Dil üzerine bilinen en genel
yargı şuydu. İnsan, dili konuşur. Sonra Wittgenstein bunu
tersine çevirdi. 'İnsan, dili konuşmaz; dil, insanı konuşur.' dedi.
Aslında yazıyı tura yaptı. Bizse dilimizin tarihi akışına bakıp, yani
Çağatayca...Osmanlıca şeklinde adlandırılmasını göz önüne alırsak şöyle
diyebiliriz. Yazıya ve turaya değil o yazı ve turayı taşıyan madenin
kendisine yönelmeliyiz. Yani dili kişilik konuşur demeliyiz.
Tükçe, Muhammed''in (S.A.V)
Mehmedi olarak konuşulan dildir. Günümüz için ifade edersek bu karakterin
sıfatlarıyla beslenen bir lisandır. Çünkü diller genelde kişilikle
konuşulan, ifade gücü taşıyan bir şeydir. Kişilik yoksa konuşma lisanını
veya yazı dilini taşıyacak sütun yok demektir. Avrupa dillerinin kökü ve gücü
Europa'dan gelir. İngilizce, Fransızca hatta Almanca öncelikle bu temelin
bir ifadesidir. İncil gibi kutsal kitaplardan beslenseler bile öyledir.

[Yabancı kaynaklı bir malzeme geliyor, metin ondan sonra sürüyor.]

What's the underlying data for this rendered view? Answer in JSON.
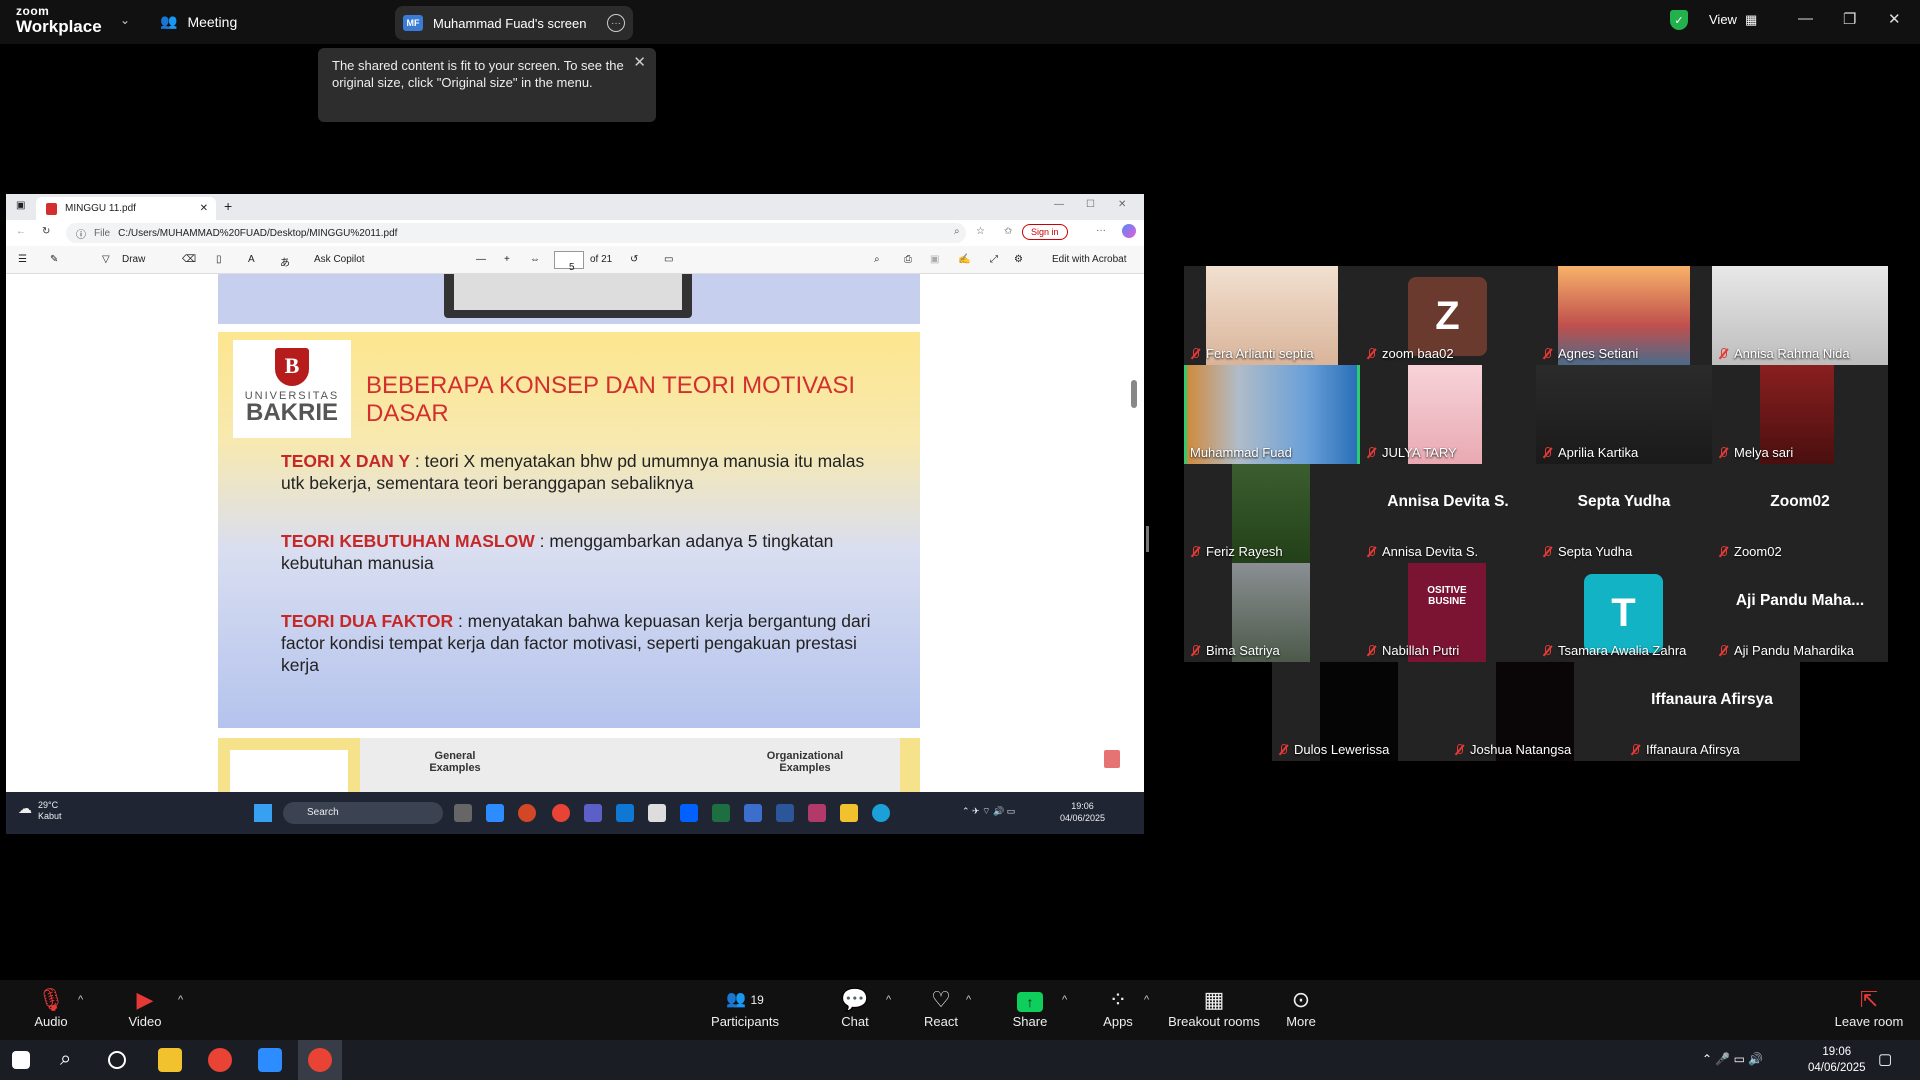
{
  "zoom": {
    "brand_top": "zoom",
    "brand_bottom": "Workplace",
    "meeting_label": "Meeting",
    "share_initials": "MF",
    "share_title": "Muhammad Fuad's screen",
    "view_label": "View"
  },
  "tooltip": {
    "text": "The shared content is fit to your screen. To see the original size, click \"Original size\" in the menu."
  },
  "browser": {
    "tab_title": "MINGGU 11.pdf",
    "file_label": "File",
    "url": "C:/Users/MUHAMMAD%20FUAD/Desktop/MINGGU%2011.pdf",
    "sign_in": "Sign in",
    "toolbar": {
      "draw": "Draw",
      "ask_copilot": "Ask Copilot",
      "page_current": "5",
      "page_total": "of 21",
      "edit_acrobat": "Edit with Acrobat"
    }
  },
  "slide": {
    "logo_uni": "UNIVERSITAS",
    "logo_name": "BAKRIE",
    "title": "BEBERAPA KONSEP DAN TEORI MOTIVASI DASAR",
    "items": [
      {
        "head": "TEORI X DAN Y",
        "body": " : teori X menyatakan bhw pd umumnya manusia itu malas utk bekerja, sementara teori beranggapan sebaliknya"
      },
      {
        "head": "TEORI KEBUTUHAN MASLOW",
        "body": " : menggambarkan adanya 5 tingkatan kebutuhan manusia"
      },
      {
        "head": "TEORI DUA FAKTOR",
        "body": " : menyatakan bahwa kepuasan kerja bergantung dari factor kondisi tempat kerja dan factor motivasi, seperti pengakuan prestasi kerja"
      }
    ],
    "next_left": "General Examples",
    "next_right": "Organizational Examples"
  },
  "remote_taskbar": {
    "weather_temp": "29°C",
    "weather_desc": "Kabut",
    "search": "Search",
    "time": "19:06",
    "date": "04/06/2025"
  },
  "participants": [
    {
      "name": "Fera Arlianti septia"
    },
    {
      "name": "zoom baa02",
      "initial": "Z"
    },
    {
      "name": "Agnes Setiani"
    },
    {
      "name": "Annisa Rahma Nida"
    },
    {
      "name": "Muhammad Fuad"
    },
    {
      "name": "JULYA TARY"
    },
    {
      "name": "Aprilia Kartika"
    },
    {
      "name": "Melya sari"
    },
    {
      "name": "Feriz Rayesh"
    },
    {
      "name": "Annisa Devita S.",
      "big": "Annisa Devita S."
    },
    {
      "name": "Septa Yudha",
      "big": "Septa Yudha"
    },
    {
      "name": "Zoom02",
      "big": "Zoom02"
    },
    {
      "name": "Bima Satriya"
    },
    {
      "name": "Nabillah Putri",
      "thumb_text": "OSITIVE BUSINE"
    },
    {
      "name": "Tsamara Awalia Zahra",
      "initial": "T"
    },
    {
      "name": "Aji Pandu Mahardika",
      "big": "Aji Pandu Maha..."
    },
    {
      "name": "Dulos Lewerissa"
    },
    {
      "name": "Joshua Natangsa"
    },
    {
      "name": "Iffanaura Afirsya",
      "big": "Iffanaura Afirsya"
    }
  ],
  "toolbar": {
    "audio": "Audio",
    "video": "Video",
    "participants_count": "19",
    "participants": "Participants",
    "chat": "Chat",
    "react": "React",
    "share": "Share",
    "apps": "Apps",
    "breakout": "Breakout rooms",
    "more": "More",
    "leave": "Leave room"
  },
  "win_taskbar": {
    "time": "19:06",
    "date": "04/06/2025"
  }
}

Aslında
İngilizce, İncil veya Hristiyanlar adına konuşan Europa karakterindedir. Bizde
ise Kur'an dili olan Türkçe, kendini Mehmet kişiliği üzerinden ifade eder.
İngilizce nasıl Europa'nın dalağından çıkıp gelirse Türkçe Mehmet'in yüreğinde,
kalbinde, zihninde oluşarak meydana çıkar. Bu, dünyanın güçlü dillerinin
neredeyse ortak tavrıdır. Örneğin Hint dili, neredeyse bir Buda dilidir.
Düşünün: Hintçe: Budaca. Hint dili, Buda'nın ritminde-
tutumunda yani onun mahiyetinde bir dildir.